However, this year is a historical one when it comes to the state church arrangement in Norway. Yes, on May 12. 2012 a long process of amending the constitution when it comes to the state church finally came to a conclusion. On that day, only some two months ago, our National assembly voted to remove “the evangelical Lutheran faith remains the official religion of the state” from the constitution and insert the following phrase: “The basis of our values remain our Christian and humanist inheritance. This constitution shall preserve democracy, rule of law and human rights”.
Of course, this was a big step in the right direction, despite the needless mentioning of “Christian and humanist inheritance”. Some other amendments were also done. The obligation for Christian parents to give their children a Christian upbringing was also luckily removed.

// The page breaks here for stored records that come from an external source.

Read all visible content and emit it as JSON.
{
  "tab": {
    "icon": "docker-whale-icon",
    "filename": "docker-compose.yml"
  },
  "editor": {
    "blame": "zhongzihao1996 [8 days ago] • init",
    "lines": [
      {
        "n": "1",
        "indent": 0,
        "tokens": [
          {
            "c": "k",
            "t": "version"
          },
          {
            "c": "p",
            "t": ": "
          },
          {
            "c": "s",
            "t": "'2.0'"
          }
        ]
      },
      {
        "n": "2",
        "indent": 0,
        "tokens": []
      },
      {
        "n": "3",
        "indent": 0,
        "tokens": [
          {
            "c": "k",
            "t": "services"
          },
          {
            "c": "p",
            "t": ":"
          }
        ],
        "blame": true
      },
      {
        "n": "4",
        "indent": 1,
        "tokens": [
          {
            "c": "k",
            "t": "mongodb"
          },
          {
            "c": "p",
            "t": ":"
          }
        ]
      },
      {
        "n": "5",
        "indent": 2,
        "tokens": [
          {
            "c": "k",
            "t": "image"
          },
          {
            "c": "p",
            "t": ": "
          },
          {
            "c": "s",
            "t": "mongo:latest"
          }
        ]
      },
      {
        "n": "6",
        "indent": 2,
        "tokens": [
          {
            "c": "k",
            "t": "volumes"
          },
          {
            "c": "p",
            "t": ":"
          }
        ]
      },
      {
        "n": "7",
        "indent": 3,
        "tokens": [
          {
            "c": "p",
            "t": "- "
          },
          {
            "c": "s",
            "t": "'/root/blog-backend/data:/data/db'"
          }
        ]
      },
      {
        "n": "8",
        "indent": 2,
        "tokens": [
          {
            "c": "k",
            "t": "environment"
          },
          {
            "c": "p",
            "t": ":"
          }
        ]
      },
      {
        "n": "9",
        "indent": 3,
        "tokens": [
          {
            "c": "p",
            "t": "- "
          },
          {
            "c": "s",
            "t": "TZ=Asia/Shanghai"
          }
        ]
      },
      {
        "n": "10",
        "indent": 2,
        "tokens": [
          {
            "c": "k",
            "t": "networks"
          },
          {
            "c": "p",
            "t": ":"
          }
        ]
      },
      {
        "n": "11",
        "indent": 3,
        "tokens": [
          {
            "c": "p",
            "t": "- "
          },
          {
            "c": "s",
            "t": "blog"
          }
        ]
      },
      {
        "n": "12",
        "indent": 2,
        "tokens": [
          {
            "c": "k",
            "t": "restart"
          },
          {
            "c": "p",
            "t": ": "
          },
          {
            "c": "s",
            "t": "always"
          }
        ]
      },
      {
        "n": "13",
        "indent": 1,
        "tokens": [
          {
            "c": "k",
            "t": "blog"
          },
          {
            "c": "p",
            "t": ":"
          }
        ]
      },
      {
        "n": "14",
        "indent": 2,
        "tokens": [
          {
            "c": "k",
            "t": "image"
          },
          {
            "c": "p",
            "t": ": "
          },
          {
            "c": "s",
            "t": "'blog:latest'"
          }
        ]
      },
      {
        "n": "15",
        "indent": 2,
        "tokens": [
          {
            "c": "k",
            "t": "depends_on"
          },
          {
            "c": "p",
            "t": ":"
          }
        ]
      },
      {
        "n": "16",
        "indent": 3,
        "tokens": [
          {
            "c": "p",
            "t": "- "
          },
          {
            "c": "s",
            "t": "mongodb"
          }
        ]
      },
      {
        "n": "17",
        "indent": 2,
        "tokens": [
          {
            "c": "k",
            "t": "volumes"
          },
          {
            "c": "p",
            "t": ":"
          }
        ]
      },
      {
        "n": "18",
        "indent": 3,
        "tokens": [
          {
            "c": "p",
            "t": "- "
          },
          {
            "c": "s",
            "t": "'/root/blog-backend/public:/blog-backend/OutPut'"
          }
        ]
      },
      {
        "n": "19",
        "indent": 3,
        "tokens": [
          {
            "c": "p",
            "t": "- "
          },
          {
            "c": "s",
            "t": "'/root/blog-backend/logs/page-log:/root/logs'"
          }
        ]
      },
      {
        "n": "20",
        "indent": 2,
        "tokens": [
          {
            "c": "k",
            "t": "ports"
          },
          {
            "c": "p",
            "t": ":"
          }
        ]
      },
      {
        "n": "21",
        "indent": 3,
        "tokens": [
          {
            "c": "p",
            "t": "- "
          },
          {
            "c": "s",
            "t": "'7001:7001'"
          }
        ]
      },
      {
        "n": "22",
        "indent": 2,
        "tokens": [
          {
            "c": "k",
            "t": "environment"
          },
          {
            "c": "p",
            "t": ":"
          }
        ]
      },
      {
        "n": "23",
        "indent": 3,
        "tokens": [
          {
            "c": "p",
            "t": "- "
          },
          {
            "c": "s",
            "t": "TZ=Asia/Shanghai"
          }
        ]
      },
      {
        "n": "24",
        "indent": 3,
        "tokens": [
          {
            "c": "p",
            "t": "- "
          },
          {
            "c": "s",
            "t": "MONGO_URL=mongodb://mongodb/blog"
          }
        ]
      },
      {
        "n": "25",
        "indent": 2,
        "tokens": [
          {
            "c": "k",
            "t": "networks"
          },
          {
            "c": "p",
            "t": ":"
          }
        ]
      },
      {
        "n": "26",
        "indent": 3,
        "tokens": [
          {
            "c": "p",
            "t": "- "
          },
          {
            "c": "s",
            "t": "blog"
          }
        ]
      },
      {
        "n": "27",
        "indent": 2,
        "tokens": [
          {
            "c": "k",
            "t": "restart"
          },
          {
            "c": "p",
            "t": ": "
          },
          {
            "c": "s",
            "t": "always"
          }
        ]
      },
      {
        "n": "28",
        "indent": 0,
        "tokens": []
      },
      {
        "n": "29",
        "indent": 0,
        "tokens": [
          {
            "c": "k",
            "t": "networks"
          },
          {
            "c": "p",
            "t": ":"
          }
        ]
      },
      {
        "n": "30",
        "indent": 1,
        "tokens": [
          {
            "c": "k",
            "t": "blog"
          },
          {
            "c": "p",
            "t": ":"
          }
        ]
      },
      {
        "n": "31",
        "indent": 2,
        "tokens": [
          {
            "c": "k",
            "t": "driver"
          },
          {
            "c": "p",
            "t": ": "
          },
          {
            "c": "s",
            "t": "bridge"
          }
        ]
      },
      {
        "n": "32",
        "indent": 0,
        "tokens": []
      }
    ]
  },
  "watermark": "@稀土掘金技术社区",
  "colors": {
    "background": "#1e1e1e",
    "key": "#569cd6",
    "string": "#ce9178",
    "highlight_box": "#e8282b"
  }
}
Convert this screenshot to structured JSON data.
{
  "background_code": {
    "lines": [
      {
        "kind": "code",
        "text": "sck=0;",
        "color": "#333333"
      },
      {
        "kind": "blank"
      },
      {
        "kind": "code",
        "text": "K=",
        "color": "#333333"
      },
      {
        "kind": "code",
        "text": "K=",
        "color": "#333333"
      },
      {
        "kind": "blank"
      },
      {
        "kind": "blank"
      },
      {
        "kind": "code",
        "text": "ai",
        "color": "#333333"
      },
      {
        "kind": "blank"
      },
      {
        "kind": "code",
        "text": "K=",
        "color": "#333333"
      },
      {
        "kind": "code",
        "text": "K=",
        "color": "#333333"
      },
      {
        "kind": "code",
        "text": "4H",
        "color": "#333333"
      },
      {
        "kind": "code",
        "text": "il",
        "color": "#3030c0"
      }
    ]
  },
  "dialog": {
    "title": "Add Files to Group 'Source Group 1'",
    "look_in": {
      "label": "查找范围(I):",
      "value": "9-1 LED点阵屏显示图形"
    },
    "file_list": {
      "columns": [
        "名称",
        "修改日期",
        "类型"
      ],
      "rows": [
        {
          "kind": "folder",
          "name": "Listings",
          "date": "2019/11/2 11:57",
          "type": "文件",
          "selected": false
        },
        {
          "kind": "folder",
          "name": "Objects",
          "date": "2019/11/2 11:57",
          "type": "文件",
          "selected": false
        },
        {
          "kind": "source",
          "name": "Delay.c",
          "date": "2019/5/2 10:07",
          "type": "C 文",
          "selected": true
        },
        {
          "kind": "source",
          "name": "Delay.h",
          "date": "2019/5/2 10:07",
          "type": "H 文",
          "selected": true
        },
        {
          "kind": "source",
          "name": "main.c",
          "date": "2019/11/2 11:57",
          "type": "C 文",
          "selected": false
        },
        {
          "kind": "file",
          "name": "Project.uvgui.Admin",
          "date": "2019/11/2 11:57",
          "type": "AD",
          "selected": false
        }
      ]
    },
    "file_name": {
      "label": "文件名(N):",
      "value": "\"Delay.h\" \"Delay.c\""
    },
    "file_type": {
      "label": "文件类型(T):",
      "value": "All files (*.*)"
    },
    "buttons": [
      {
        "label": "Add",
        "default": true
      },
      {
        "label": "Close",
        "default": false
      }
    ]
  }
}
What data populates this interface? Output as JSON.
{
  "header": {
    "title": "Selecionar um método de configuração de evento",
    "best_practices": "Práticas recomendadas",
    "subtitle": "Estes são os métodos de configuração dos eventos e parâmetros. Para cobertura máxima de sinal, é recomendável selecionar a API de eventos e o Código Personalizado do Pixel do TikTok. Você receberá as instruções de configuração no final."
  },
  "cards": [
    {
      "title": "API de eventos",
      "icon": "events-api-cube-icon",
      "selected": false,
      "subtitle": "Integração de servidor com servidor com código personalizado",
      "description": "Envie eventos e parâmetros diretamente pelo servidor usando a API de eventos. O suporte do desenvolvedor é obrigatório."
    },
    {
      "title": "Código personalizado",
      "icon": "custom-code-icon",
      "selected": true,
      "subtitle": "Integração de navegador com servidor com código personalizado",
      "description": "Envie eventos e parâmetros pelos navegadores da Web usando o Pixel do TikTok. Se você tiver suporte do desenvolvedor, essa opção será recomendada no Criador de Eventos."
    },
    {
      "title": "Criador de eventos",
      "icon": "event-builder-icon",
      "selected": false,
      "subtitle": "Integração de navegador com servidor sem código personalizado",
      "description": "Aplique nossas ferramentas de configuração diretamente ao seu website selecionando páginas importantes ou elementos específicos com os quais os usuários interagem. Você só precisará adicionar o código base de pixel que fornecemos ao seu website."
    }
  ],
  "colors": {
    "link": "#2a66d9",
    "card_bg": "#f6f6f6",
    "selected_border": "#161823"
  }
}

Nevertheless, the state church still remains a state church as the NHA views it. The only real practical change is that the church now can appoint their own bishops. This will no longer be done exclusively by the Government. Apart from this, the king is still obliged to be a Lutheran Christian, and the state church is the only religious community that is governed through a special designated law.
The NHA have of course always fought against the Norwegian state church arrangement, and we are still not pleased with the legislation. But, of course, the recent amendments to the constitution are important steps in the right direction, and are also a sign of the overall process of secularization still going on
teaching in schools
Another area where we have moved in the right direction, but where the NHA are still not satisfied, is when it comes to the compulsory religion/lifestance teaching in public schools.
The Norwegian public school system is based on the religiously based education system of the 18th and 19th century, and that heritage has proved to be hard to get rid of. Up till 1974 public schools had a designated subject on Christianity that was based on the state religion. It was possible to opt out of the religious education, but pupils that were exempted did not get alternative education. The aim of the subject was to give pupils a “Christian and moral upbringing”.
This was one of the formal aims with the Norwegian schools system until it was changed in 2008. The NHA have of course protested against this state funded compulsory religious education ever since its inception. In 1974 we won through. Pupils got to choose between, on the one side, the purely Christian subject, and, on the other, an intendedly neutral lifestance subject, where the aim was to teach children about the world religions and lifestances without choosing sides.
The situation with the two eligible subjects lasted until 1997. Then, the government decided that they wanted to unite the two subjects to a unified and compulsory subject. This was called “Christianity, religion and ethics”.
The NHA protested heavily and claimed that this subject was not neutral at all. We supported a group of parents that sued the Norwegian state for a violation of human rights for imposing such a Christian-biased subject without offering an alternative.
The NHA and the parents lost in all three instances of the Norwegian legal system, and then the case went to the European Court of Human Rights in Strasbourg, France. Here, the Norwegian state lost, the parents won, and Norway had to change the subject to a more neutral one in 2008.
Like in the case of the state church, this is a step in the right direction, but the NHA is still not satisfied. But nevertheless: One can surely say that secularism won yet another battle.
The old and the new mission statements of Norwegian public schools.
Another case I want to mention briefly, is that the mission statements of Norwegian public schools and kindergarten have been changed. As I mentioned, before 2008 Norwegian public schools were obliged by law to give children a “Christian and moral upbringing”. This has now been changed for the better.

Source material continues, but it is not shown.